There exist several implementations of such an I/O layer, and we certainly do not want to implement our own from scratch. A good choice is the I/O layer that is part of the MPI version 2 specification and is available on most MPI distributions today. Due to its wide available and efficency, this is the layer that we would like to use.
However, ParaView must work in both serial and parallel environments. This means that MPI (and hence its I/O layer) is not always available. One way around this is to have multiple versions of each reader: one that reads using standard I/O and one optimized for parallel reads. Unfortunatly, this approach would lead to a maintanance nightmare causing more bugs and worse support.
Instead, we will build our own I/O layer which is really just a thin veneer over the MPI I/O layer. When MPI is available, we will use the MPI library. When it is not, we will swap out the layer for something that simply calls POSIX I/O functions.
- This makes a lot of sense. However, how will this work with readers that rely on 3rd party libraries? XDMF uses hdf5, Exodus uses netCDF. I am guessing implementing a reader that reads raw hdf5 or netCDF format would be a nightmare. This would probably work with the VTK file formats because they all use C++ streams to do IO. We could create an appropriate subclass that works with our IO layer. Actually, it may make sense to base this IO layer on streams (as long as we are only targeting C++). Berk 10:33, 8 Feb 2007 (EST)
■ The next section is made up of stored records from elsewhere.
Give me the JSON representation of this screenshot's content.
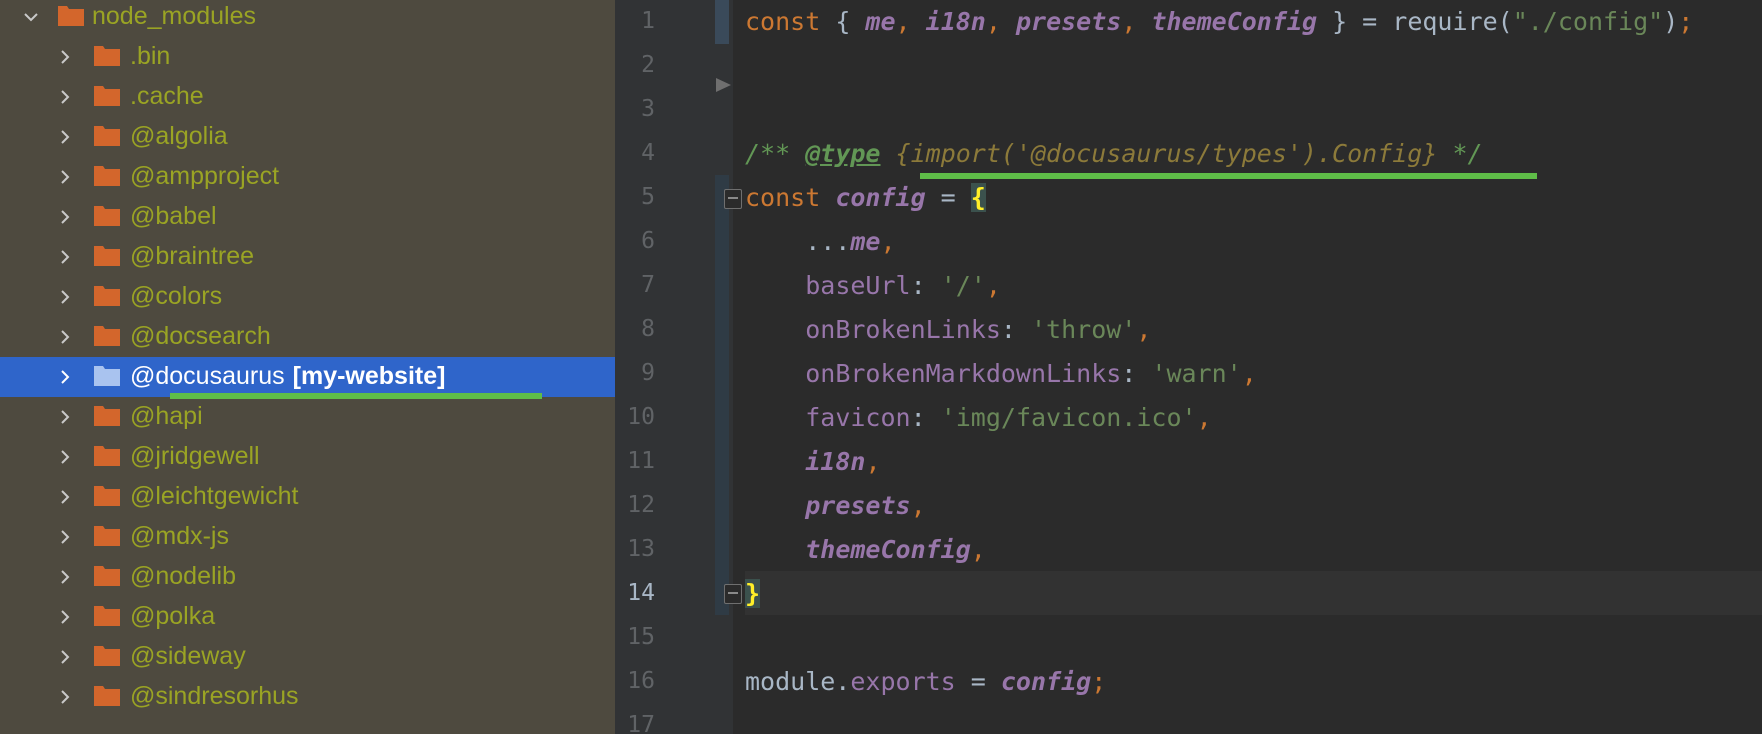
{
  "project_tree": {
    "root": {
      "label": "node_modules",
      "expanded": true
    },
    "items": [
      {
        "label": ".bin"
      },
      {
        "label": ".cache"
      },
      {
        "label": "@algolia"
      },
      {
        "label": "@ampproject"
      },
      {
        "label": "@babel"
      },
      {
        "label": "@braintree"
      },
      {
        "label": "@colors"
      },
      {
        "label": "@docsearch"
      },
      {
        "label": "@docusaurus",
        "extra": "[my-website]",
        "selected": true
      },
      {
        "label": "@hapi"
      },
      {
        "label": "@jridgewell"
      },
      {
        "label": "@leichtgewicht"
      },
      {
        "label": "@mdx-js"
      },
      {
        "label": "@nodelib"
      },
      {
        "label": "@polka"
      },
      {
        "label": "@sideway"
      },
      {
        "label": "@sindresorhus"
      }
    ]
  },
  "editor": {
    "current_line": 14,
    "line_numbers": [
      "1",
      "2",
      "3",
      "4",
      "5",
      "6",
      "7",
      "8",
      "9",
      "10",
      "11",
      "12",
      "13",
      "14",
      "15",
      "16",
      "17"
    ]
  },
  "colors": {
    "sidebar_bg": "#4e4a3f",
    "tree_text": "#9aa424",
    "selection": "#2f65ca",
    "editor_bg": "#2b2b2b",
    "green_underline": "#5fbd48"
  }
}
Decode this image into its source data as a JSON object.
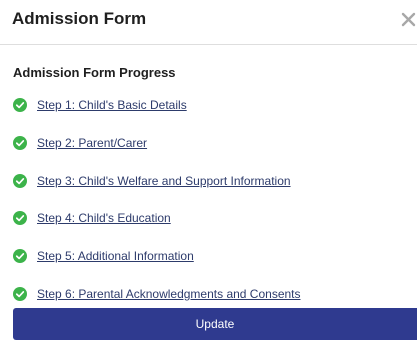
{
  "modal": {
    "title": "Admission Form",
    "close_icon": "close-icon"
  },
  "progress": {
    "title": "Admission Form Progress",
    "steps": [
      {
        "label": "Step 1: Child's Basic Details",
        "complete": true
      },
      {
        "label": "Step 2: Parent/Carer",
        "complete": true
      },
      {
        "label": "Step 3: Child's Welfare and Support Information",
        "complete": true
      },
      {
        "label": "Step 4: Child's Education",
        "complete": true
      },
      {
        "label": "Step 5: Additional Information",
        "complete": true
      },
      {
        "label": "Step 6: Parental Acknowledgments and Consents",
        "complete": true
      }
    ]
  },
  "actions": {
    "update_label": "Update"
  },
  "colors": {
    "check": "#3cb34a",
    "link": "#2d3b6b",
    "button": "#2f3a8f"
  }
}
Parallel I/O Layer Interface
MPI 2 I/O Implementation
POSIX I/O Implementation
Optimized Parallel Readers
Open Issues
This section captures the issues we anticipate in implementing the proposed system.
Third Party Libraries
Some file formats are simple enough to implement directly with code. Other formats were developed "in-house" as native VTK files. The rest of the formats rely on 3rd party libraries. When dealing with a 3rd party library, we are severely limited in the changes we can make on how we read the data. It is not feasible to make changes to the 3rd party library because it would soon become impossible to update to future versions of the library. Implementing and supporting readers that read the raw file data would be a nightmare.
So for many of the parallel I/O issues, we simply have to place ourselves in the developers of the third party library. However, there are a few things that we can do to better our situation.
- Enable native parallel I/O
- Assuming that we are dealing with a file format designed for parallel I/O, and the format is popular enough to justify having a ParaView reader, then it stands to reason that at least reasonably good at reading parallel I/O files. It may be just a matter of enabling those features. For example, the library may have a parallel read mode that needs to be enabled. It may also require something like an MPI communicator that we could hopefully get from the VTK parallel I/O layer.
- Minimize potential for poor access
- Sure, we're stuck with the API implementation given, but we don't have to be stupid with how we use it. There may be some easy things we can do to minimize poor I/O access patterns. For example, rather than have all processes try to read the metadata from the same file at about the same time, read it in one process and distribute it.
- Feedback
- If all else fails, complain to the 3rd party. If they are serious about having a good and well used file format, they should be motivated to fix the problems. Failing that, we could simply discourage people from using that kind of file. Users probably won't need much motivation.